The impact of evacuation on children depended to an extent on which social strata you were in at the time. Parents who had access to money invariably made their own arrangements. Children at private schools based in the cities tended to move out to manor houses in the countryside where children at that school could be kept together. But 1.9 million children gathered at rail stations in early September not knowing where they were going nor if they would be split from brothers and sisters who had gathered with them.


World War Two was the first war where Britain itself was the target of frequent attacks by the enemy. With the success of the Battle of Britain and the suspension of ‘Operation Sea Lion’, the only way Germany could get at mainland Britain was to bomb it. This occurred during the Blitz and seemed to reinforce the government’s decision to introduce evacuation at the start of the war.

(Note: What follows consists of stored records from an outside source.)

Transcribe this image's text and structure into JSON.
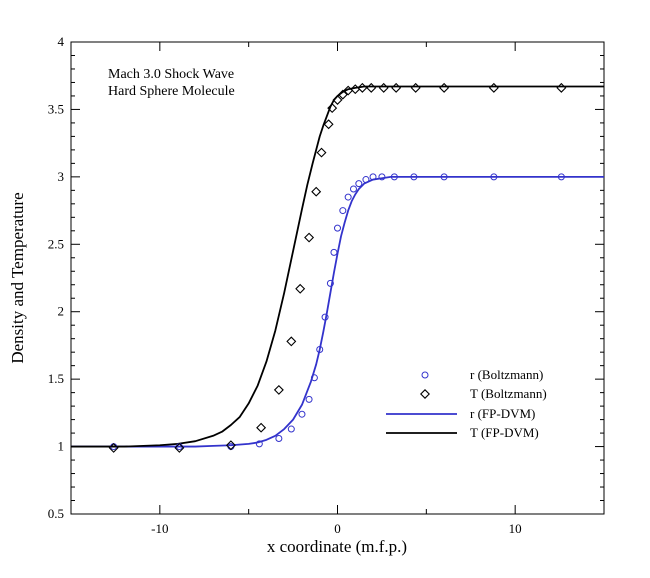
{
  "chart_data": {
    "type": "line",
    "title": "",
    "annotations": [
      "Mach 3.0 Shock Wave",
      "Hard Sphere Molecule"
    ],
    "xlabel": "x coordinate (m.f.p.)",
    "ylabel": "Density and Temperature",
    "xlim": [
      -15,
      15
    ],
    "ylim": [
      0.5,
      4
    ],
    "xticks": [
      -10,
      0,
      10
    ],
    "xtick_labels": [
      "-10",
      "0",
      "10"
    ],
    "yticks": [
      0.5,
      1,
      1.5,
      2,
      2.5,
      3,
      3.5,
      4
    ],
    "ytick_labels": [
      "0.5",
      "1",
      "1.5",
      "2",
      "2.5",
      "3",
      "3.5",
      "4"
    ],
    "grid": false,
    "legend_position": "lower-right",
    "series": [
      {
        "name": "r (Boltzmann)",
        "kind": "scatter",
        "marker": "circle",
        "color": "#3333cc",
        "x": [
          -12.6,
          -8.9,
          -6.0,
          -4.4,
          -3.3,
          -2.6,
          -2.0,
          -1.6,
          -1.3,
          -1.0,
          -0.7,
          -0.4,
          -0.2,
          0.0,
          0.3,
          0.6,
          0.9,
          1.2,
          1.6,
          2.0,
          2.5,
          3.2,
          4.3,
          6.0,
          8.8,
          12.6
        ],
        "y": [
          1.0,
          1.0,
          1.0,
          1.02,
          1.06,
          1.13,
          1.24,
          1.35,
          1.51,
          1.72,
          1.96,
          2.21,
          2.44,
          2.62,
          2.75,
          2.85,
          2.91,
          2.95,
          2.98,
          3.0,
          3.0,
          3.0,
          3.0,
          3.0,
          3.0,
          3.0
        ]
      },
      {
        "name": "T (Boltzmann)",
        "kind": "scatter",
        "marker": "diamond",
        "color": "#000000",
        "x": [
          -12.6,
          -8.9,
          -6.0,
          -4.3,
          -3.3,
          -2.6,
          -2.1,
          -1.6,
          -1.2,
          -0.9,
          -0.5,
          -0.3,
          0.0,
          0.3,
          0.6,
          1.0,
          1.4,
          1.9,
          2.6,
          3.3,
          4.4,
          6.0,
          8.8,
          12.6
        ],
        "y": [
          0.99,
          0.99,
          1.01,
          1.14,
          1.42,
          1.78,
          2.17,
          2.55,
          2.89,
          3.18,
          3.39,
          3.51,
          3.57,
          3.61,
          3.64,
          3.65,
          3.66,
          3.66,
          3.66,
          3.66,
          3.66,
          3.66,
          3.66,
          3.66
        ]
      },
      {
        "name": "r (FP-DVM)",
        "kind": "line",
        "color": "#3333cc",
        "x": [
          -15,
          -12,
          -10,
          -8,
          -7,
          -6,
          -5,
          -4.5,
          -4,
          -3.5,
          -3,
          -2.5,
          -2,
          -1.5,
          -1.2,
          -1,
          -0.8,
          -0.6,
          -0.4,
          -0.2,
          0,
          0.2,
          0.4,
          0.6,
          0.8,
          1,
          1.2,
          1.5,
          2,
          2.5,
          3,
          3.5,
          4,
          5,
          6,
          8,
          10,
          12,
          15
        ],
        "y": [
          1.0,
          1.0,
          1.0,
          1.0,
          1.005,
          1.01,
          1.02,
          1.03,
          1.05,
          1.08,
          1.13,
          1.2,
          1.31,
          1.48,
          1.61,
          1.72,
          1.85,
          1.99,
          2.14,
          2.29,
          2.43,
          2.56,
          2.66,
          2.75,
          2.82,
          2.87,
          2.91,
          2.95,
          2.98,
          2.99,
          3.0,
          3.0,
          3.0,
          3.0,
          3.0,
          3.0,
          3.0,
          3.0,
          3.0
        ]
      },
      {
        "name": "T (FP-DVM)",
        "kind": "line",
        "color": "#000000",
        "x": [
          -15,
          -12,
          -10,
          -9,
          -8,
          -7,
          -6.5,
          -6,
          -5.5,
          -5,
          -4.5,
          -4,
          -3.5,
          -3,
          -2.5,
          -2,
          -1.7,
          -1.4,
          -1.2,
          -1,
          -0.8,
          -0.6,
          -0.4,
          -0.2,
          0,
          0.3,
          0.6,
          1,
          1.5,
          2,
          3,
          4,
          6,
          8,
          10,
          12,
          15
        ],
        "y": [
          1.0,
          1.0,
          1.01,
          1.02,
          1.04,
          1.08,
          1.11,
          1.16,
          1.22,
          1.32,
          1.45,
          1.63,
          1.86,
          2.14,
          2.45,
          2.76,
          2.94,
          3.1,
          3.2,
          3.3,
          3.38,
          3.45,
          3.52,
          3.57,
          3.6,
          3.63,
          3.65,
          3.66,
          3.67,
          3.67,
          3.67,
          3.67,
          3.67,
          3.67,
          3.67,
          3.67,
          3.67
        ]
      }
    ]
  }
}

Children did go to school though some schools moved from towns to the country side. As well as ordinary lessons children learned air raid drills; leaving classrooms when the sirens sounded to go to air raid shelters. To raise money for the 'war effort', schools started 'Spitfire Funds' and National Savings Groups. More than 6,000 school savings groups started in 1940. Children saved money each week. Many schools gave children free milk, and there were school dinners too, for a small charge.

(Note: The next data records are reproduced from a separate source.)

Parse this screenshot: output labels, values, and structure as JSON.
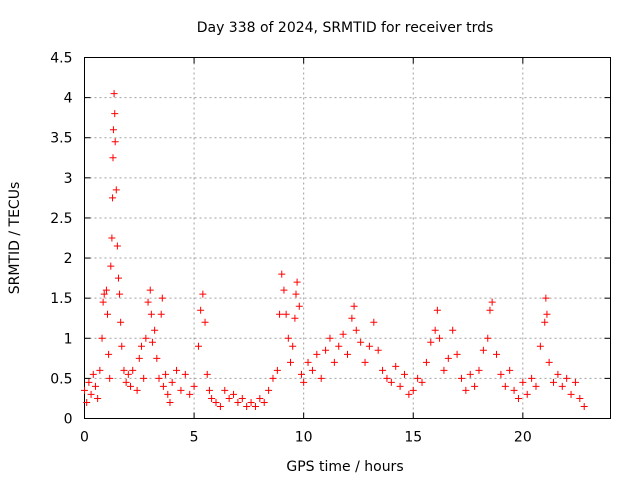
{
  "chart_data": {
    "type": "scatter",
    "title": "Day 338 of 2024, SRMTID for receiver trds",
    "xlabel": "GPS time / hours",
    "ylabel": "SRMTID / TECUs",
    "xlim": [
      0,
      24
    ],
    "ylim": [
      0,
      4.5
    ],
    "x_ticks": [
      0,
      5,
      10,
      15,
      20
    ],
    "x_tick_labels": [
      "0",
      "5",
      "10",
      "15",
      "20"
    ],
    "y_ticks": [
      0,
      0.5,
      1,
      1.5,
      2,
      2.5,
      3,
      3.5,
      4,
      4.5
    ],
    "y_tick_labels": [
      "0",
      "0.5",
      "1",
      "1.5",
      "2",
      "2.5",
      "3",
      "3.5",
      "4",
      "4.5"
    ],
    "grid": true,
    "marker": "+",
    "color": "#ff0000",
    "series": [
      {
        "name": "SRMTID",
        "points": [
          [
            0.0,
            0.35
          ],
          [
            0.1,
            0.2
          ],
          [
            0.2,
            0.45
          ],
          [
            0.3,
            0.3
          ],
          [
            0.4,
            0.55
          ],
          [
            0.5,
            0.4
          ],
          [
            0.6,
            0.25
          ],
          [
            0.7,
            0.6
          ],
          [
            0.8,
            1.0
          ],
          [
            0.85,
            1.45
          ],
          [
            0.9,
            1.55
          ],
          [
            1.0,
            1.6
          ],
          [
            1.05,
            1.3
          ],
          [
            1.1,
            0.8
          ],
          [
            1.15,
            0.5
          ],
          [
            1.2,
            1.9
          ],
          [
            1.25,
            2.25
          ],
          [
            1.28,
            2.75
          ],
          [
            1.3,
            3.25
          ],
          [
            1.32,
            3.6
          ],
          [
            1.35,
            4.05
          ],
          [
            1.38,
            3.8
          ],
          [
            1.4,
            3.45
          ],
          [
            1.45,
            2.85
          ],
          [
            1.5,
            2.15
          ],
          [
            1.55,
            1.75
          ],
          [
            1.6,
            1.55
          ],
          [
            1.65,
            1.2
          ],
          [
            1.7,
            0.9
          ],
          [
            1.8,
            0.6
          ],
          [
            1.9,
            0.45
          ],
          [
            2.0,
            0.55
          ],
          [
            2.1,
            0.4
          ],
          [
            2.2,
            0.6
          ],
          [
            2.4,
            0.35
          ],
          [
            2.5,
            0.75
          ],
          [
            2.6,
            0.9
          ],
          [
            2.7,
            0.5
          ],
          [
            2.8,
            1.0
          ],
          [
            2.9,
            1.45
          ],
          [
            3.0,
            1.6
          ],
          [
            3.05,
            1.3
          ],
          [
            3.1,
            0.95
          ],
          [
            3.2,
            1.1
          ],
          [
            3.3,
            0.75
          ],
          [
            3.4,
            0.5
          ],
          [
            3.5,
            1.3
          ],
          [
            3.55,
            1.5
          ],
          [
            3.6,
            0.4
          ],
          [
            3.7,
            0.55
          ],
          [
            3.8,
            0.3
          ],
          [
            3.9,
            0.2
          ],
          [
            4.0,
            0.45
          ],
          [
            4.2,
            0.6
          ],
          [
            4.4,
            0.35
          ],
          [
            4.6,
            0.55
          ],
          [
            4.8,
            0.3
          ],
          [
            5.0,
            0.4
          ],
          [
            5.2,
            0.9
          ],
          [
            5.3,
            1.35
          ],
          [
            5.4,
            1.55
          ],
          [
            5.5,
            1.2
          ],
          [
            5.6,
            0.55
          ],
          [
            5.7,
            0.35
          ],
          [
            5.8,
            0.25
          ],
          [
            6.0,
            0.2
          ],
          [
            6.2,
            0.15
          ],
          [
            6.4,
            0.35
          ],
          [
            6.6,
            0.25
          ],
          [
            6.8,
            0.3
          ],
          [
            7.0,
            0.2
          ],
          [
            7.2,
            0.25
          ],
          [
            7.4,
            0.15
          ],
          [
            7.6,
            0.2
          ],
          [
            7.8,
            0.15
          ],
          [
            8.0,
            0.25
          ],
          [
            8.2,
            0.2
          ],
          [
            8.4,
            0.35
          ],
          [
            8.6,
            0.5
          ],
          [
            8.8,
            0.6
          ],
          [
            8.9,
            1.3
          ],
          [
            9.0,
            1.8
          ],
          [
            9.1,
            1.6
          ],
          [
            9.2,
            1.3
          ],
          [
            9.3,
            1.0
          ],
          [
            9.4,
            0.7
          ],
          [
            9.5,
            0.9
          ],
          [
            9.6,
            1.25
          ],
          [
            9.65,
            1.55
          ],
          [
            9.7,
            1.7
          ],
          [
            9.8,
            1.4
          ],
          [
            9.9,
            0.55
          ],
          [
            10.0,
            0.45
          ],
          [
            10.2,
            0.7
          ],
          [
            10.4,
            0.6
          ],
          [
            10.6,
            0.8
          ],
          [
            10.8,
            0.5
          ],
          [
            11.0,
            0.85
          ],
          [
            11.2,
            1.0
          ],
          [
            11.4,
            0.7
          ],
          [
            11.6,
            0.9
          ],
          [
            11.8,
            1.05
          ],
          [
            12.0,
            0.8
          ],
          [
            12.2,
            1.25
          ],
          [
            12.3,
            1.4
          ],
          [
            12.4,
            1.1
          ],
          [
            12.6,
            0.95
          ],
          [
            12.8,
            0.7
          ],
          [
            13.0,
            0.9
          ],
          [
            13.2,
            1.2
          ],
          [
            13.4,
            0.85
          ],
          [
            13.6,
            0.6
          ],
          [
            13.8,
            0.5
          ],
          [
            14.0,
            0.45
          ],
          [
            14.2,
            0.65
          ],
          [
            14.4,
            0.4
          ],
          [
            14.6,
            0.55
          ],
          [
            14.8,
            0.3
          ],
          [
            15.0,
            0.35
          ],
          [
            15.2,
            0.5
          ],
          [
            15.4,
            0.45
          ],
          [
            15.6,
            0.7
          ],
          [
            15.8,
            0.95
          ],
          [
            16.0,
            1.1
          ],
          [
            16.1,
            1.35
          ],
          [
            16.2,
            1.0
          ],
          [
            16.4,
            0.6
          ],
          [
            16.6,
            0.75
          ],
          [
            16.8,
            1.1
          ],
          [
            17.0,
            0.8
          ],
          [
            17.2,
            0.5
          ],
          [
            17.4,
            0.35
          ],
          [
            17.6,
            0.55
          ],
          [
            17.8,
            0.4
          ],
          [
            18.0,
            0.6
          ],
          [
            18.2,
            0.85
          ],
          [
            18.4,
            1.0
          ],
          [
            18.5,
            1.35
          ],
          [
            18.6,
            1.45
          ],
          [
            18.8,
            0.8
          ],
          [
            19.0,
            0.55
          ],
          [
            19.2,
            0.4
          ],
          [
            19.4,
            0.6
          ],
          [
            19.6,
            0.35
          ],
          [
            19.8,
            0.25
          ],
          [
            20.0,
            0.45
          ],
          [
            20.2,
            0.3
          ],
          [
            20.4,
            0.5
          ],
          [
            20.6,
            0.4
          ],
          [
            20.8,
            0.9
          ],
          [
            21.0,
            1.2
          ],
          [
            21.05,
            1.5
          ],
          [
            21.1,
            1.3
          ],
          [
            21.2,
            0.7
          ],
          [
            21.4,
            0.45
          ],
          [
            21.6,
            0.55
          ],
          [
            21.8,
            0.4
          ],
          [
            22.0,
            0.5
          ],
          [
            22.2,
            0.3
          ],
          [
            22.4,
            0.45
          ],
          [
            22.6,
            0.25
          ],
          [
            22.8,
            0.15
          ]
        ]
      }
    ]
  }
}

Food rationing was introduced in stages, beginning in January 1940. Foods that were rationed included bacon, butter, sugar, meat, tea, cooking fat, jam, cheese, eggs and milk. Rationing started on January 8th 1940, when bacon, butter and sugar were rationed (by weight), followed by meat in March 1940. In July 1940, tea, cooking fat, jam and cheese were also rationed (by weight). Eggs and milk were rationed by allocating supplies to shops in proportion to the number of customers registered there.